La fuga delle due pazienti (una strabordante Valeria Bruni Tedeschi e una sofferta Micaela Ramazzotti), novelle Thelma & Louise sotto antidepressivi, innesca una sequela di avvenimenti e situazioni al contempo esilaranti e amare, da sempre cifra stilistica del regista-sceneggiatore (qui la firma è assieme a Francesca Archibugi), che ci accompagnano in punta di piedi all'interno delle loro psicosi, dei loro caratteri amplificati, cercando di dare un senso (senza facili ricatti morali) alle loro azioni, per quanto esecrabili esse siano. 
Qui sta la scelta vincente della pellicola: farci conoscere Beatrice e Donatella in primis come donne, con le loro idiosincrasie, le loro turbe mentali, ovviamente, ma scevre dalle loro sentenze e pene giudiziarie, semplicemente per quello che sono, non per ciò che hanno fatto.
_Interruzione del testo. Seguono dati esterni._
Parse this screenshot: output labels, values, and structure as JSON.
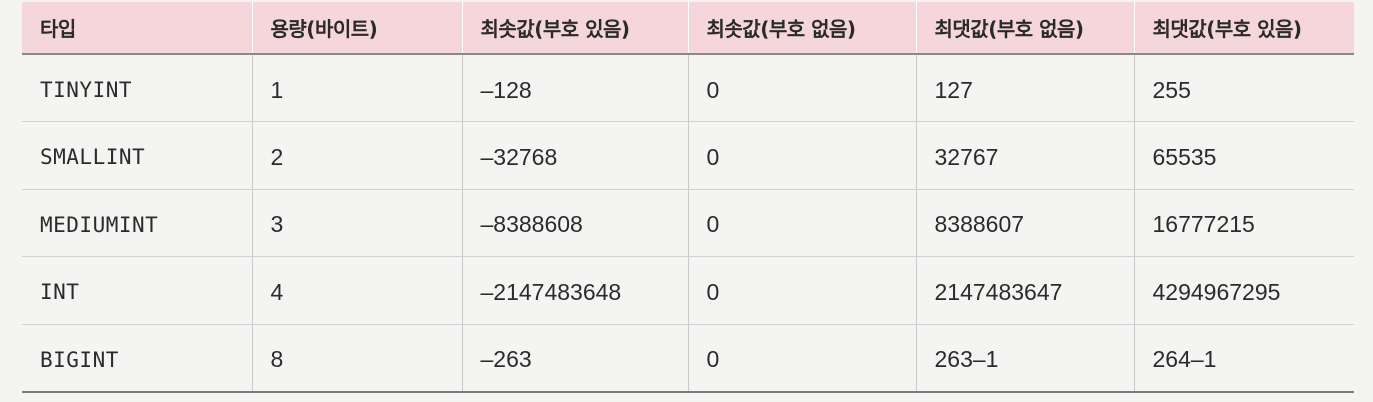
{
  "table": {
    "headers": [
      "타입",
      "용량(바이트)",
      "최솟값(부호 있음)",
      "최솟값(부호 없음)",
      "최댓값(부호 없음)",
      "최댓값(부호 있음)"
    ],
    "rows": [
      [
        "TINYINT",
        "1",
        "–128",
        "0",
        "127",
        "255"
      ],
      [
        "SMALLINT",
        "2",
        "–32768",
        "0",
        "32767",
        "65535"
      ],
      [
        "MEDIUMINT",
        "3",
        "–8388608",
        "0",
        "8388607",
        "16777215"
      ],
      [
        "INT",
        "4",
        "–2147483648",
        "0",
        "2147483647",
        "4294967295"
      ],
      [
        "BIGINT",
        "8",
        "–263",
        "0",
        "263–1",
        "264–1"
      ]
    ]
  },
  "colors": {
    "header_bg": "#f5d6da",
    "page_bg": "#f4f4f3",
    "text": "#2b2b2b"
  }
}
Impariamo così ad amarle senza riserve, evitando nella seconda metà del film di puntare il solito odioso dito.
Virzì ci riesce ancora una volta, con la sua leggerezza poetica, il suo amore per i personaggi femminili "ai margini", per la voglia di vivere (e di Cinema) che pervade ogni suo opera, questa senza esclusione.
Si ride e si piange con le due scapestrate protagoniste, meritevoli entrambe di una standing ovation per l'onestà e la profondità con cui ci restituiscono due donne fragili, ossessive e ossessionate, sempre sul punto di esplodere ma alla ricerca disperata di una luce in fondo al tunnel che doni loro un po' di pace. 


La Bruni Tedeschi, nella sua rinascita italiana da qualche anno a questa parte, indovina un altro ruolo vincente e ha il merito delle scene più divertenti del film, sempre in bilico tra alta classe e folle disperazione: inevitabile il rimando al personaggio bipolare per eccellenza della letteratura e del cinema, Blanche DuBois di "Un Tram chiamato Desiderio" (non a caso si scorge una copia del libro in una scena).
La Ramazzotti abbandona per la seconda volta l'accento romano (già ne "La Prima cosa bella" sfoggiava un'inflessione toscana convincente) e gioca tutto sugli sguardi e i tic, sul trattenere qualsiasi emozione, una scelta che rende il suo personaggio meno banale di quanto ci potessimo aspettare.
Tra le colline e la spiaggia, Montecatini Terme e la movida versiliana, le ville lucchesi e il lungomare di Viareggio (con un'incursione al Centro Commerciale "I Gigli"), l'On The Road made in Toscana è un godibile e sincero concentrato di solitudini che si incontrano, si scontrano, orbitano su loro stesse e cercano disperatamente di riacciuffarsi, perché in definitiva la condivisione di un male comune è la prima, flebile, strada per la felicità, per la gioia più pura. E pazza.